Les Sénégalais élisent leur nouveau président
Les Sénégalais se sont déplacés apparemment en nombre dimanche pour élire leur cinquième président lors d’un scrutin à l’issue totalement imprévisible après trois années d’agitation et de crise politique.
Des dizaines d’électeurs ont fait la queue dans le calme devant différents bureaux, ont constaté les journalistes de l’AFP. Un certain nombre d’électeurs qui s’étaient réveillés pour la prière matinale du mois de jeûne avant le lever du jour se sont ensuite rendus directement dans les bureaux. Mais une appréciation exacte de la participation (de 66% en 2019) était difficile.
Le chef de l’opposition antisystème Ousmane Sonko, qui a voté dans son fief de Ziguinchor (sud), a parlé de mobilisation record, notamment des jeunes sur lesquels son camp fonde ses espoirs.
Les jeunes « sont massivement venus dans les bureaux de vote dès 6 heures », a-t-il dit. « Nous sommes convaincus qu’à l’issue de cette journée la victoire sera éclatante » pour son second, Bassirou Diomaye Faye, candidat à sa place du fait de sa disqualification.
Les bureaux sont ouverts jusqu’à 18H00 (locales et GMT). De premiers résultats provisoires officieux pourraient être publiés dans la nuit.
Le président sortant Macky Sall, qui a voté avec son épouse à Fatick (centre-ouest), a mis en garde contre les revendications de victoire prématurées.
« Il n’appartient ni à un candidat, ni à un camp, de proclamer une victoire ou des résultats », a-t-il dit.
Quelque 7,3 millions d’électeurs sont appelés à choisir entre le candidat du pouvoir Amadou Ba et 16 concurrents, parmi lesquels Bassirou Diomaye Faye et une femme.
Amadou Ba, 62 ans, dauphin et Premier ministre il y a encore quelques semaines du président Sall, et Bassirou Diomaye Faye, 43 ans, le « candidat du changement de système » et d’un « panafricanisme de gauche », sont donnés favoris d’une compétitition qui tranchera entre continuité et changement peut-être radical.
Ils affirment tous deux pouvoir l’emporter dès dimanche sans passer par un second tour, qui paraît probable, mais dont la date n’est pas fixée. L’ancien maire de Dakar Khalifa Sall, 68 ans, est cité comme outsider.
Le scrutin est suivi avec attention, le Sénégal étant considéré comme l’un des pays les plus stables d’une Afrique de l’Ouest secouée par les putschs. Dakar maintient des relations fortes avec l’Occident, tandis que la Russie renforce ses positions alentour.
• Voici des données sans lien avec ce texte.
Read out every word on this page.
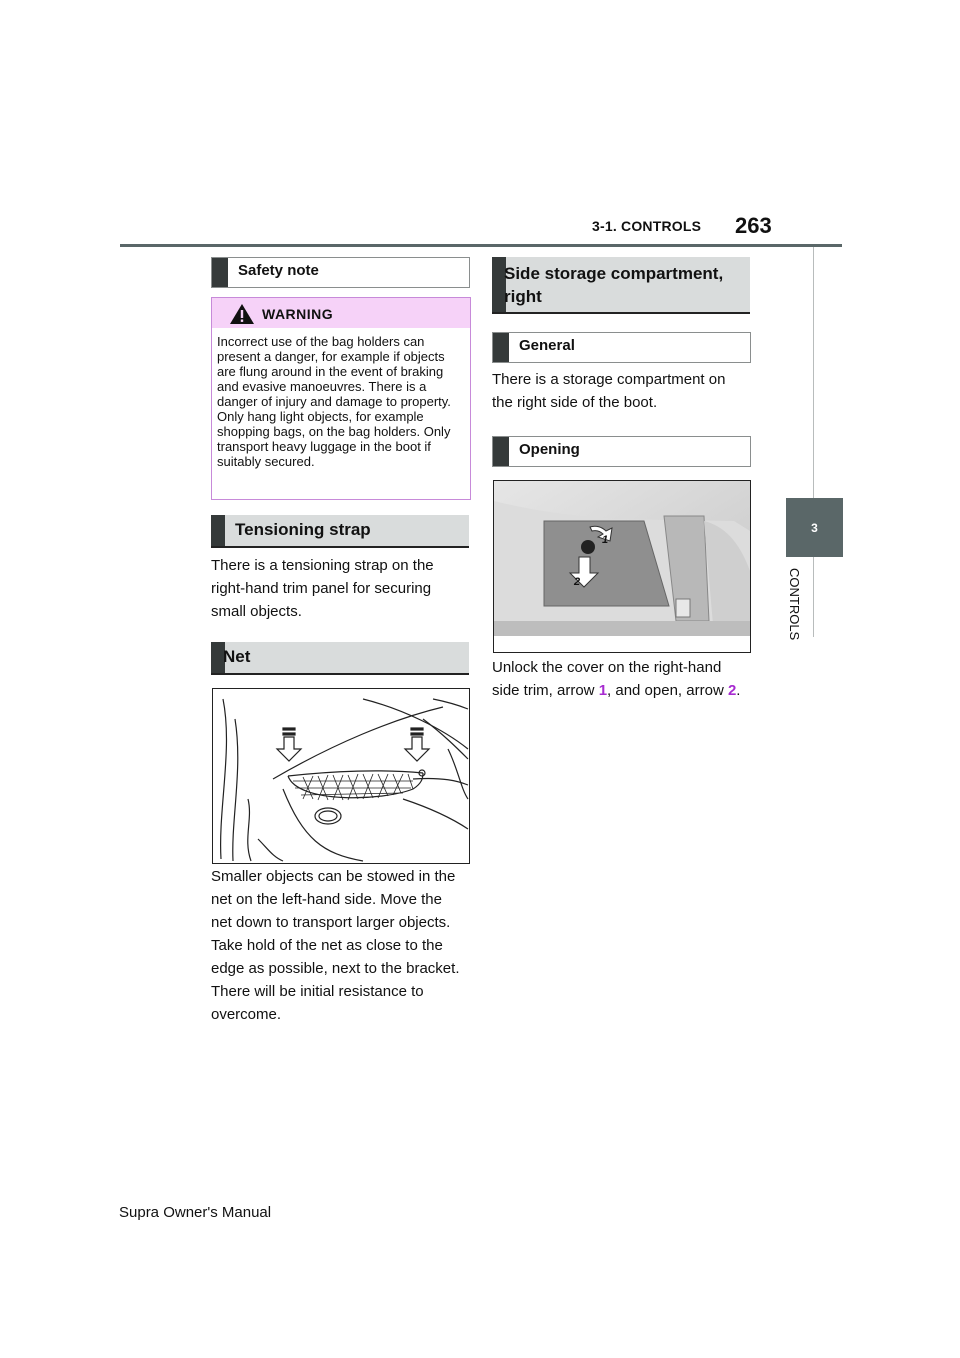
3-1. CONTROLS 263
3
CONTROLS
Safety note
WARNING
Incorrect use of the bag holders can present a danger, for example if objects are flung around in the event of braking and evasive manoeuvres. There is a danger of injury and damage to property. Only hang light objects, for example shopping bags, on the bag holders. Only transport heavy luggage in the boot if suitably secured.
Tensioning strap
There is a tensioning strap on the right-hand trim panel for securing small objects.
Net
Smaller objects can be stowed in the net on the left-hand side. Move the net down to transport larger objects. Take hold of the net as close to the edge as possible, next to the bracket. There will be initial resistance to overcome.
Side storage compartment,
right
General
There is a storage compartment on the right side of the boot.
Opening
1
2
Unlock the cover on the right-hand side trim, arrow 1, and open, arrow 2.
Supra Owner's Manual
La société civile, l’Union africaine, la Communauté économique des Etats de l’Afrique de l’Ouest (Cedeao) et l’Union européenne déploient des centaines d’observateurs.
Les Sénégalais devaient initialement voter le 25 février. Les urnes et les bulletins de dimanche arborent toujours cette date.
Le report du vote a déclenché des violences qui ont fait quatre morts. Plusieurs semaines de confusion ont mis à l’épreuve la pratique démocratique du Sénégal, jusqu’à ce que soit arrêtée la date du 24 mars. La campagne a été réduite à deux semaines, en plein mois de jeûne musulman.
C’est la première fois qu’un président sortant ne se présente pas à sa réélection.
Amadou Ba se présente en continuateur de son action et en rempart contre les « aventuriers » et les « amateurs ».
Il doit cependant assumer l’héritage du président Sall, une pauvreté persistante, un chômage élevé, un endettement lourd, le départ en pirogue de milliers de personnes chaque année pour l’Europe, et les centaines d’arrestations de la période récente.
Le pays a connu depuis 2021 des épisodes de troubles causés par le bras de fer entre Ousmane Sonko, guide du candidat Diomaye Faye, conjugué aux tensions sociales et au flou longtemps maintenu par le président Sall sur sa candidature à un troisième mandat. La crise s’est prolongée avec le report de la présidentielle.
Des dizaines de personnes ont été tuées et des centaines arrêtées, mettant à mal l’image du pays, injustement selon le gouvernement.